As I crawled out of bed, rather immersed in these new and sudden feelings of nostalgia for a place I dearly came to love and no longer part of my everyday, I began to remember even more details, more little "routines" and catch phrases that created the "every day" of BYU IS. It's so rare to find a place you love working, even with it's own little ups and downs, with good people you enjoy working with, in an atmosphere that's overall welcoming and progressive. I started to think of my quiet mornings from 6am-8am - when it was me and my handful of employees at a wee hour - just trying to wake up and start the day. I thought of how shamefully I would buy a Diet Coke from the...oh what was that place called...I can see the label in my head...Oh! The Crest Station...and a pack of hostess crunch (can I tell you I always have called them crumb doughnuts? Crunch? There's not crunch! But many a crumb) doughnuts for my morning "pick-me-up." Luckily - by starting the morning out so unhealthily - I was motivated to be healthy and even exercise later that day. Is there a name for that? Disgusting Calorie over-load reverse psychology? Just plain nausea and shame? Maybe a combo. Anyway, upon remembering this "early morning" tradition - I resolved to try and bring back some of that feeling of "home" I finally felt at BYU IS, this morning. Yes. That would life my Spirits and solve the hungry nostalgia that had so sneakily bombarded me first thing this morning.
However- even when I bought the "crunch" doughnuts from the vending machine and swigged a Diet soda - it just wasn't the same. True - I still feel shamefully nauseated at what I'd just consumed. True - I feel like for the rest of the day I should eat salad greens and drink purified water - but it didn't fulfill that little void, heal that tiny little ache, that BYU IS had left inside me. It wasn't so much the doughnuts or the soda - but the buying it from the Crest station at 5:55am that I missed. It wasn't the sugary satisfaction or the caffeine ZING that I craved - but my good friends, my little employees, and my sun-lit windows.

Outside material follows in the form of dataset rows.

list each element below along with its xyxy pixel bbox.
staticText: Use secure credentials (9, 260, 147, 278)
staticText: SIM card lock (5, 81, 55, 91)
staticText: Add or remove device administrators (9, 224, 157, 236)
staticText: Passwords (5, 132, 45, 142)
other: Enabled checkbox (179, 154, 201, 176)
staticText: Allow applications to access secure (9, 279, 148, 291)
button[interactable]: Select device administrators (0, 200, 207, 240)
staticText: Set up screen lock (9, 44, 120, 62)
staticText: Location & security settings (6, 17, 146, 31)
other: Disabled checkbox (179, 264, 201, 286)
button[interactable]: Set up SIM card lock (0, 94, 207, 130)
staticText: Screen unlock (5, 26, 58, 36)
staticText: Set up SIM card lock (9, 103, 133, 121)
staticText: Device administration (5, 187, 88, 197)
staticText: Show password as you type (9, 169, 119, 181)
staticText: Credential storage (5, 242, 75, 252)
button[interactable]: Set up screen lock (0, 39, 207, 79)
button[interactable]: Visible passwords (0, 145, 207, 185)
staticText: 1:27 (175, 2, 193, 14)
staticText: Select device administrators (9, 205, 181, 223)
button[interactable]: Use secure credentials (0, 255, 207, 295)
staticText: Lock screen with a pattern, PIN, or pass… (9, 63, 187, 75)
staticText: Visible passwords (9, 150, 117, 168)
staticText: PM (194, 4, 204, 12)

The truth is - the doughnuts or the beverage didn't cure my nostalgia like I thought it might. Sometimes I feel like I was taken away from my "Provo life" a little early - like I didn't have time to sit back and thoroughly enjoy finally finding some stability in my job, a good circle of friends, sports nights, and other such lovely little things of life, before it was gone. I guess that's some of the risk of the choices we make - and I did CHOOSE to leave all those things behind for something I'd been dreaming about my entire life. So, you can't blame me for leaving, can you? Childhood dreams and fairytale wishes is a fairly GOOD reason to take a risk. Though, in the end, the dreams ended up evaporating in the light of day - as dreams tend to do -and as it turns out, fairy tales are just that...fairy tales. Though - I've never been one to completely give up on the whimsical... as much as reality tries to make me.
You can, perhaps, blame me for not loving what I had when I had it, when it was "right there" and finally feeling good - feeling comfortable - feeling like I finally belonged again - feeling like home. What I wouldn't give to feel like "home" again.
And no more of those early morning doughnuts.